If you take the time to slice the geometry into smaller pieces, you can obtain a more efficient hex mesh. This is a quarter model that would be mirrored to get the full cup.

I recommend you watch this video to learn how to build a model with HSFLD elements.

 I plan to make a new video to explain how to model a suction cup based on my 2D axisymmetric models shown in my previous replies.

[peteroznewman]

Section view of a full 3D cup: Undeformed geometry

HSFLD242 elements with a -1.5E-2 MPa pressure applied.

Your archive had a pressure of -6.0E-2 MPa which seems excessive considering the large deformation of the top of the cup.

However, I also noticed in your archive that the top of the cup had a Remote Displacement, Behavior = Rigid which would prevent this kind of deformation.

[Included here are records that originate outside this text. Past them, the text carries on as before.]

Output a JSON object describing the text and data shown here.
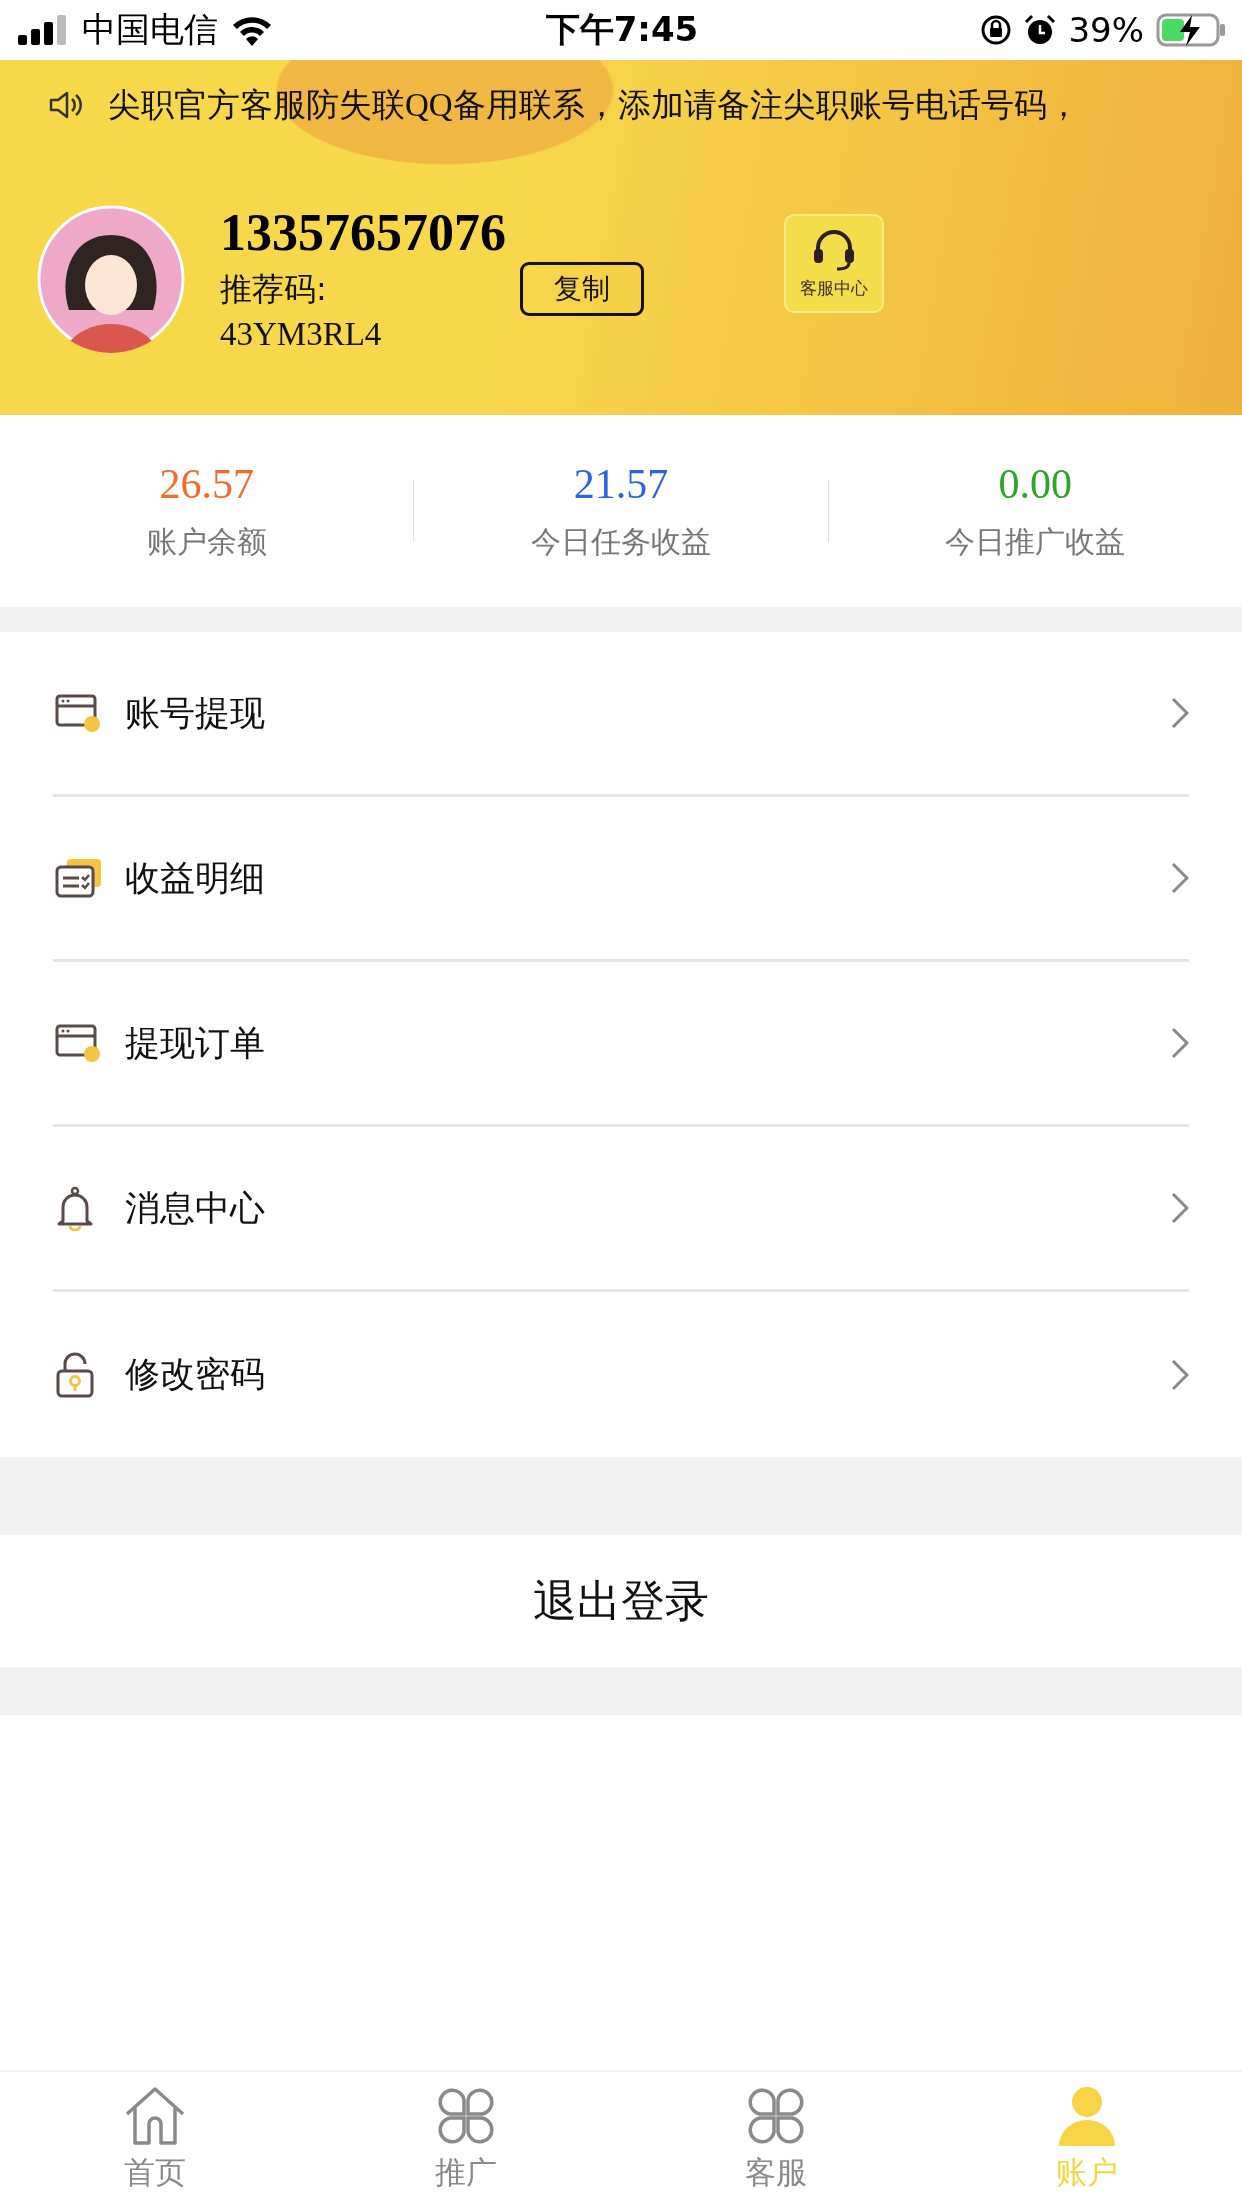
{
  "status_bar": {
    "carrier": "中国电信",
    "time": "下午7:45",
    "battery": "39%"
  },
  "notice": {
    "text": "尖职官方客服防失联QQ备用联系，添加请备注尖职账号电话号码，"
  },
  "profile": {
    "phone": "13357657076",
    "referral_label": "推荐码:",
    "referral_code": "43YM3RL4",
    "copy_button": "复制",
    "service_button": "客服中心"
  },
  "stats": [
    {
      "value": "26.57",
      "label": "账户余额",
      "color": "#f26b2b"
    },
    {
      "value": "21.57",
      "label": "今日任务收益",
      "color": "#2a64e0"
    },
    {
      "value": "0.00",
      "label": "今日推广收益",
      "color": "#2ea52a"
    }
  ],
  "menu": [
    {
      "label": "账号提现",
      "kind": "wallet"
    },
    {
      "label": "收益明细",
      "kind": "ledger"
    },
    {
      "label": "提现订单",
      "kind": "wallet"
    },
    {
      "label": "消息中心",
      "kind": "bell"
    },
    {
      "label": "修改密码",
      "kind": "lock"
    }
  ],
  "logout": "退出登录",
  "tabs": [
    {
      "label": "首页",
      "kind": "home",
      "selected": false
    },
    {
      "label": "推广",
      "kind": "clover",
      "selected": false
    },
    {
      "label": "客服",
      "kind": "clover",
      "selected": false
    },
    {
      "label": "账户",
      "kind": "person",
      "selected": true
    }
  ]
}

Is the top face of the cup reinforced by other parts not shown? Does the real suction cup have a tube connected to the flat top that provides a controlled vacuum pressure for the cavity?

[b.mavroeidis2]

The top face of the cup is indeed reinforced by the mounting hardware it is attached to, which is why I assigned the Remote Displacement with Behavior = Rigid. The vacuum is supplied through a tube connected to the top of the cup, with a controlled vacuum level of approximately −(60-70) kPa. This value corresponds to the operating vacuum used by the real suction system. I have attached a photo of the actual suction cup.

[peteroznewman]

Thanks for the clarification. Here is the result with a rigid top.

[b.mavroeidis2]

Thank you for taking the time to run the model and share the results. The behavior looks much closer to what I would expect from the physical setup. If possible, would you be willing to share the Workbench project that produced this result?

[peteroznewman]

The model is not yet ready to share because it is only the first step in a multistep analysis and there are some problems to overcome getting steps 2 and beyond to run. I copied your figure from above and added a green dot with a white edge to indicate the pivot point of the arm that supports the pipe that has the suction cup at the end that holds the object.

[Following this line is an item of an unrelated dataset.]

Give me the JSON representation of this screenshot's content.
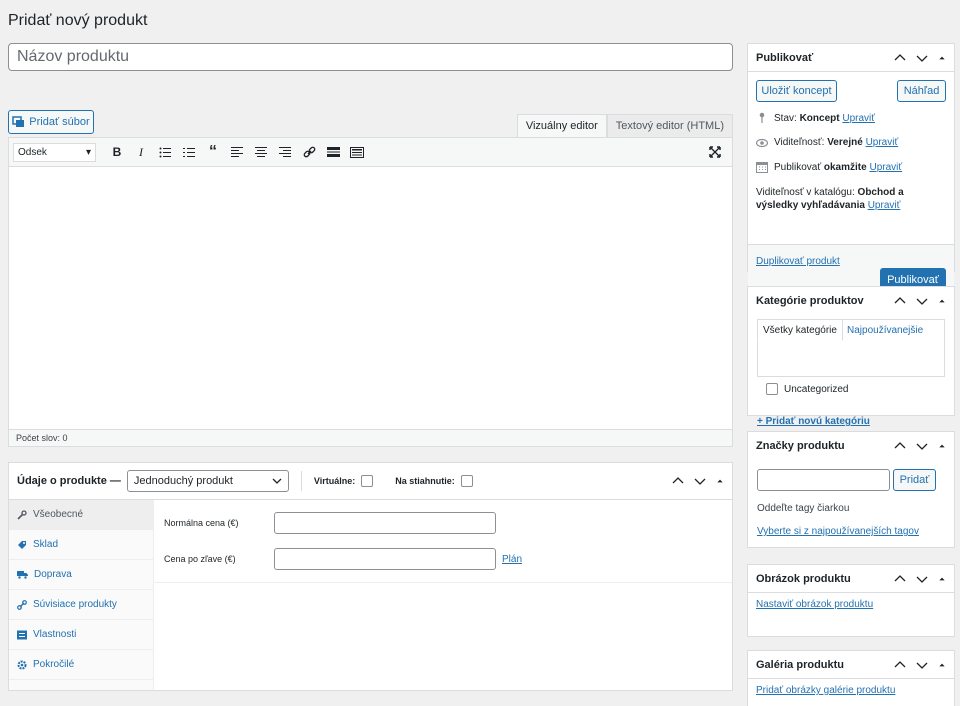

Can you provide the global coordinates of the center of the green dot that is the axis for the pivot?  Or if you include the pipe, arm and pivot in the CAD, I can turn those into rigid bodies and simply put a Revolute Joint on the Pin and add a Joint Load to rotate the joint.

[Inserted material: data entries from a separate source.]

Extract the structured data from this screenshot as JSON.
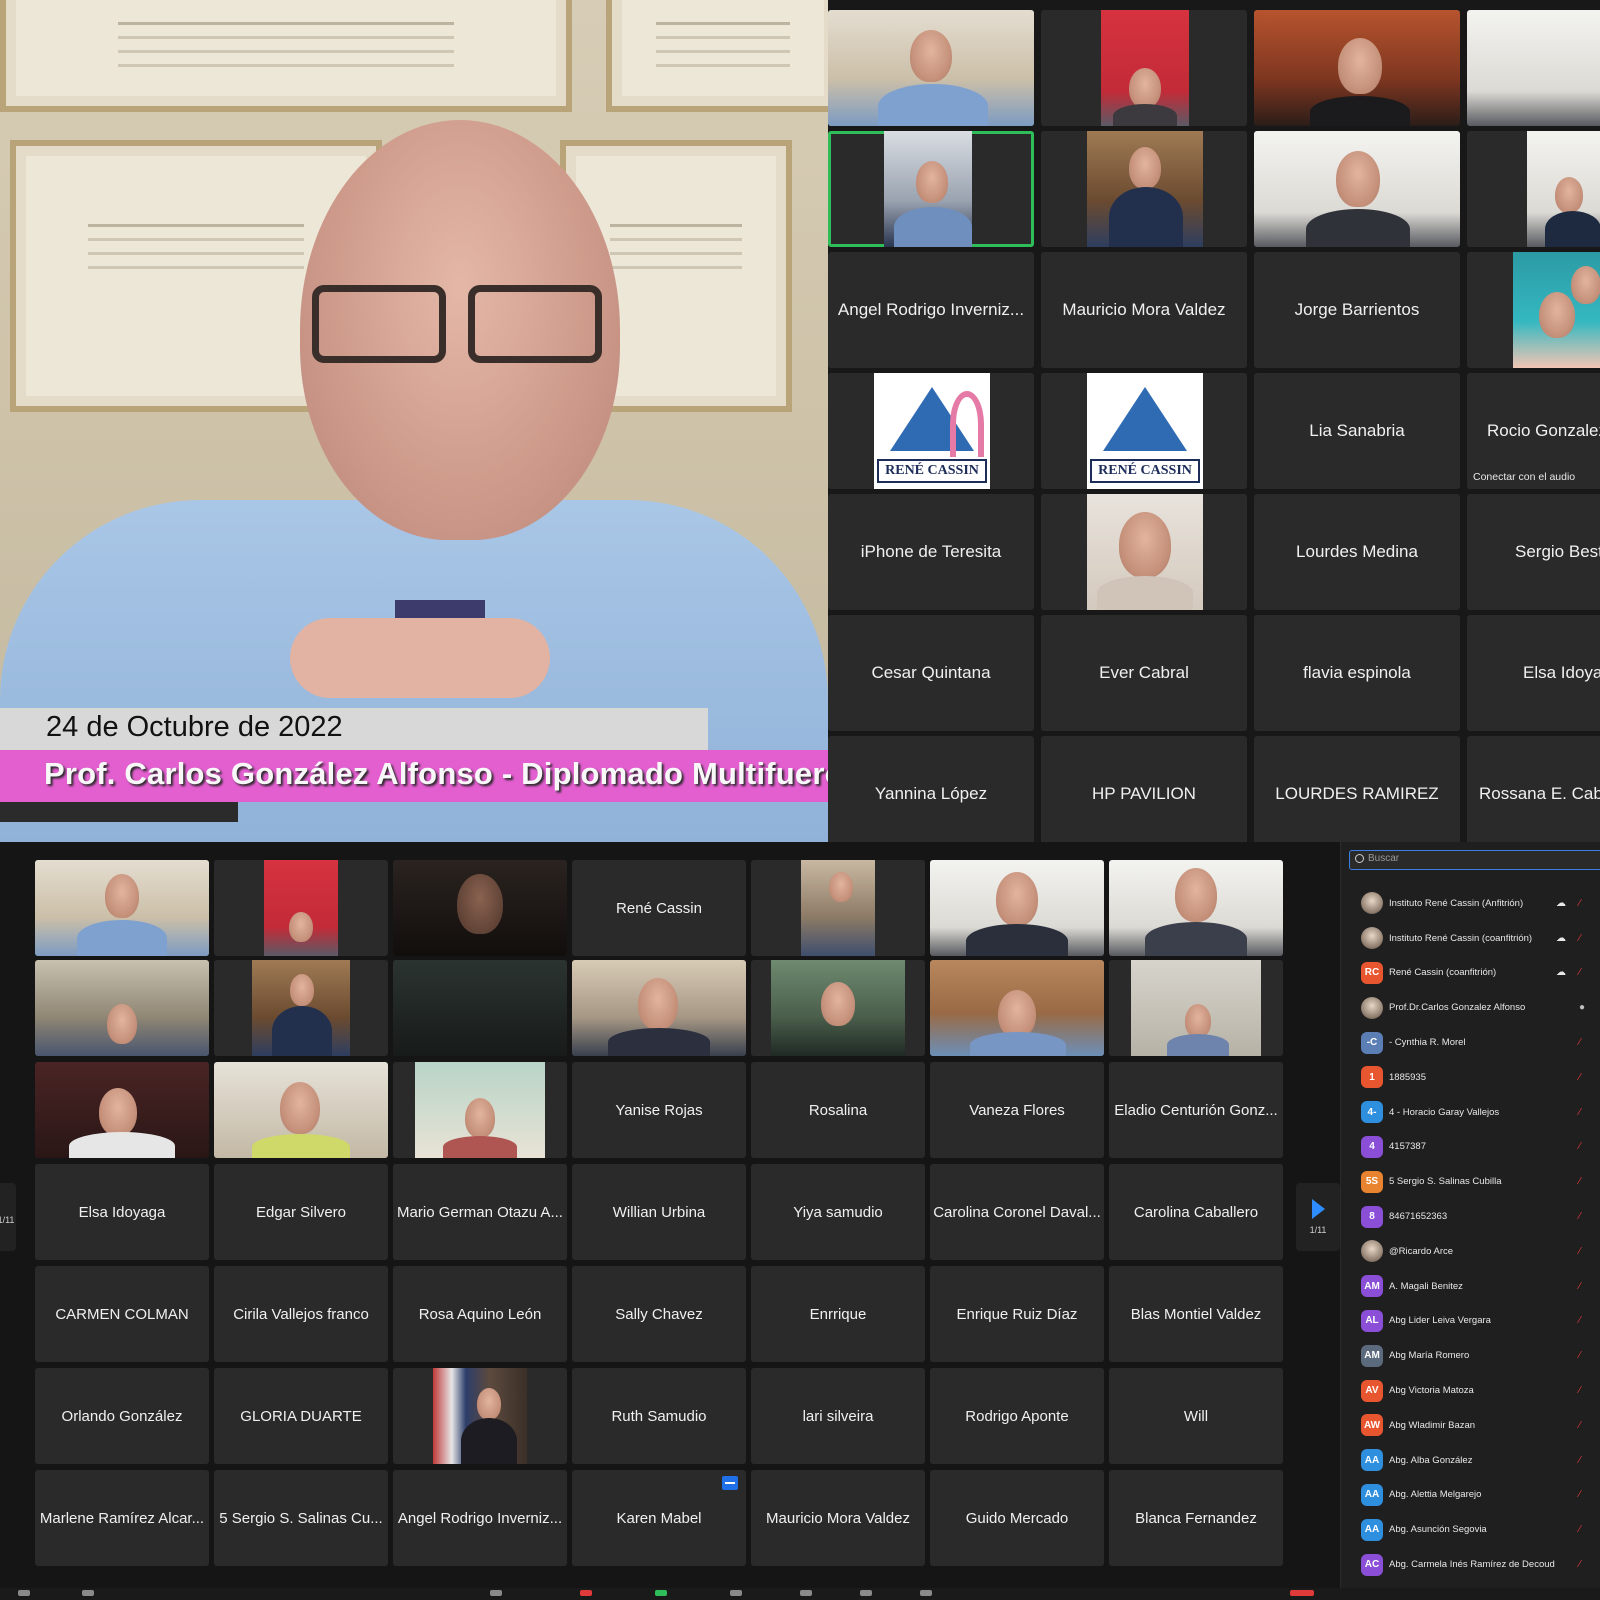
{
  "speaker": {
    "date": "24 de Octubre de 2022",
    "name_banner": "Prof. Carlos González Alfonso - Diplomado Multifuero"
  },
  "top_gallery": {
    "tiles": [
      {
        "name": "Angel Rodrigo Inverniz..."
      },
      {
        "name": "Mauricio Mora Valdez"
      },
      {
        "name": "Jorge Barrientos"
      },
      {
        "name": "Lia Sanabria"
      },
      {
        "name": "Rocio Gonzalez",
        "subtext": "Conectar con el audio"
      },
      {
        "name": "iPhone de Teresita"
      },
      {
        "name": "Lourdes Medina"
      },
      {
        "name": "Sergio Best"
      },
      {
        "name": "Cesar Quintana"
      },
      {
        "name": "Ever Cabral"
      },
      {
        "name": "flavia espinola"
      },
      {
        "name": "Elsa Idoyag"
      },
      {
        "name": "Yannina López"
      },
      {
        "name": "HP PAVILION"
      },
      {
        "name": "LOURDES RAMIREZ"
      },
      {
        "name": "Rossana E. Cabr"
      }
    ],
    "logo_text": "RENÉ CASSIN"
  },
  "bottom_gallery": {
    "tiles": [
      {
        "name": "René Cassin"
      },
      {
        "name": "Yanise Rojas"
      },
      {
        "name": "Rosalina"
      },
      {
        "name": "Vaneza Flores"
      },
      {
        "name": "Eladio Centurión Gonz..."
      },
      {
        "name": "Elsa Idoyaga"
      },
      {
        "name": "Edgar Silvero"
      },
      {
        "name": "Mario German Otazu A..."
      },
      {
        "name": "Willian Urbina"
      },
      {
        "name": "Yiya samudio"
      },
      {
        "name": "Carolina Coronel Daval..."
      },
      {
        "name": "Carolina Caballero"
      },
      {
        "name": "CARMEN COLMAN"
      },
      {
        "name": "Cirila Vallejos franco"
      },
      {
        "name": "Rosa Aquino León"
      },
      {
        "name": "Sally Chavez"
      },
      {
        "name": "Enrrique"
      },
      {
        "name": "Enrique Ruiz Díaz"
      },
      {
        "name": "Blas Montiel Valdez"
      },
      {
        "name": "Orlando González"
      },
      {
        "name": "GLORIA DUARTE"
      },
      {
        "name": "Ruth Samudio"
      },
      {
        "name": "lari silveira"
      },
      {
        "name": "Rodrigo Aponte"
      },
      {
        "name": "Will"
      },
      {
        "name": "Marlene Ramírez Alcar..."
      },
      {
        "name": "5 Sergio S. Salinas Cu..."
      },
      {
        "name": "Angel Rodrigo Inverniz..."
      },
      {
        "name": "Karen Mabel"
      },
      {
        "name": "Mauricio Mora Valdez"
      },
      {
        "name": "Guido Mercado"
      },
      {
        "name": "Blanca Fernandez"
      }
    ],
    "page_indicator": "1/11"
  },
  "participants": {
    "search_placeholder": "Buscar",
    "list": [
      {
        "avatar": "",
        "color": "",
        "name": "Instituto René Cassin (Anfitrión)"
      },
      {
        "avatar": "",
        "color": "",
        "name": "Instituto René Cassin (coanfitrión)"
      },
      {
        "avatar": "RC",
        "color": "#e8562f",
        "name": "René Cassin (coanfitrión)"
      },
      {
        "avatar": "",
        "color": "",
        "name": "Prof.Dr.Carlos Gonzalez Alfonso"
      },
      {
        "avatar": "-C",
        "color": "#5b7fb5",
        "name": "- Cynthia R. Morel"
      },
      {
        "avatar": "1",
        "color": "#e8562f",
        "name": "1885935"
      },
      {
        "avatar": "4-",
        "color": "#2f8fdf",
        "name": "4 - Horacio Garay Vallejos"
      },
      {
        "avatar": "4",
        "color": "#8a4fd6",
        "name": "4157387"
      },
      {
        "avatar": "5S",
        "color": "#e8842f",
        "name": "5 Sergio S. Salinas Cubilla"
      },
      {
        "avatar": "8",
        "color": "#8a4fd6",
        "name": "84671652363"
      },
      {
        "avatar": "",
        "color": "",
        "name": "@Ricardo Arce"
      },
      {
        "avatar": "AM",
        "color": "#8a4fd6",
        "name": "A. Magali Benitez"
      },
      {
        "avatar": "AL",
        "color": "#8a4fd6",
        "name": "Abg Lider Leiva Vergara"
      },
      {
        "avatar": "AM",
        "color": "#5b6a7d",
        "name": "Abg María Romero"
      },
      {
        "avatar": "AV",
        "color": "#e8562f",
        "name": "Abg Victoria Matoza"
      },
      {
        "avatar": "AW",
        "color": "#e8562f",
        "name": "Abg Wladimir Bazan"
      },
      {
        "avatar": "AA",
        "color": "#2f8fdf",
        "name": "Abg. Alba González"
      },
      {
        "avatar": "AA",
        "color": "#2f8fdf",
        "name": "Abg. Alettia Melgarejo"
      },
      {
        "avatar": "AA",
        "color": "#2f8fdf",
        "name": "Abg. Asunción Segovia"
      },
      {
        "avatar": "AC",
        "color": "#8a4fd6",
        "name": "Abg. Carmela Inés Ramírez de Decoud"
      }
    ]
  },
  "colors": {
    "active_speaker": "#2fbd5a",
    "accent": "#2d8cff",
    "banner_pink": "#e35fd0",
    "muted_red": "#e03a3a"
  }
}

I see you had a rotational velocity in your model of 1.57 rad/s but a more realistic load is the rotational acceleration profile of that revolute joint. The angular acceleration ramp up to that peak velocity may generate higher forces on the mass of the object held by the suction cup than a constant angular velocity with zero angular acceleration.

Can you provide the angular acceleration profile of the arm at that pivot?

[b.mavroeidis2]

At this stage, a specific rotation path is not required. For the next steps, let's assume the suction cup is mounted to a pivot located 50 mm from the back face of the cup (pivot-to-cup center distance = 50 mm). The exact global coordinates of the pivot are therefore not critical.

I do not currently have a measured angular acceleration profile for the real system. However, a representative motion is a 90° rotation completed in approximately 1 second. A reasonable assumption would be a motion profile with relatively high initial angular acceleration, followed by a period of approximately constant angular velocity, and then an aggressive hard-stop approaching the final 90° position.